需要注意的另一点是,JSONP请求必须在函数调用中返回包装(或填充)的JavaScript。由于请求是在后台由脚本标记发出的,因此服务器必须返回浏览器能够理解的内容。

If this doesn't make sense to you or you need more information, there is a great explanation here on how JSONP and script tag remoting works under the hood.

如果这对您没有意义,或者您需要更多信息,这里有一个关于JSONP和脚本标记远程工作原理的很好的解释。

#1


2  

JSONP is GET only:

JSONP是只有:

You cannot make POST, PUT, or DELETE requests cross-domain. Cross domain JavaScript is facilitated through the use of <script> tags that send requests to your server for dynamic JavaScript. script tags are GET requests only.

不能跨域发布、放置或删除请求。

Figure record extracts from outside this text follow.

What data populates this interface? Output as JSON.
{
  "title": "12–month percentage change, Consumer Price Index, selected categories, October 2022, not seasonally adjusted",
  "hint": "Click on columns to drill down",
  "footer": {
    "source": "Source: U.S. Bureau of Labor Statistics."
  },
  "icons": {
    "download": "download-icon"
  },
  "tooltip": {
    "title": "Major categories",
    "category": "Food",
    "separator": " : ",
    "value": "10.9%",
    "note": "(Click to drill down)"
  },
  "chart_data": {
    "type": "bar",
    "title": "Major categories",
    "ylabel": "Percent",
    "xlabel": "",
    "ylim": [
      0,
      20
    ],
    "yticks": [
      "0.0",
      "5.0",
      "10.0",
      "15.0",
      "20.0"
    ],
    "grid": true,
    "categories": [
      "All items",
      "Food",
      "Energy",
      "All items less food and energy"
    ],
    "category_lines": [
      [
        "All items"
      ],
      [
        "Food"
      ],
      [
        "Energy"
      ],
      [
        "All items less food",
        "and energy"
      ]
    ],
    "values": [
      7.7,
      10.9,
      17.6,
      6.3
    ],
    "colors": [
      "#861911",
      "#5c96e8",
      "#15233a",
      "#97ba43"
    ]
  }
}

通过使用向服务器发送动态JavaScript请求的

However, one of the recommended methods for adjusting to this limitation when dealing with cross-domain JavaScript is to use a method query parameter that you would use in your server-side code to determine how you should handle a specific request.

然而,在处理跨域JavaScript时,推荐的方法之一是使用一个方法查询参数,您可以在服务器端代码中使用这个参数来确定应该如何处理特定的请求。

For instance, if the request was

例如,如果请求是

POST /api/comments/

then you could do this:

然后你可以这样做:

/api/comments?method=POST

Under the hood, it's still a GET request, but you can achieve your goal with slight modifications to your API.

在底层,它仍然是一个GET请求,但是您可以通过对API的微小修改来实现您的目标。

When determining the type of request, instead of checking the HTTP Method:

在确定请求类型时,不检查HTTP方法:

if request_method == "OPTIONS":    

Check the request parameter "method" instead:

改为检查请求参数“方法”:

 if request.GET["method"] == "OPTIONS":

JSONP Requests Must return JavaScript:

JSONP请求必须返回JavaScript:

The other really important point to take note of is that your JSONP requests must all return JavaScript wrapped (or padded) in a function call. Since the requests are made under the hood by script tags that expect JavaScript, your server must return content that the browser understands.

需要注意的另一点是,JSONP请求必须在函数调用中返回包装(或填充)的JavaScript。由于请求是在后台由脚本标记发出的,因此服务器必须返回浏览器能够理解的内容。

If this doesn't make sense to you or you need more information, there is a great explanation here on how JSONP and script tag remoting works under the hood.

如果这对您没有意义,或者您需要更多信息,这里有一个关于JSONP和脚本标记远程工作原理的很好的解释。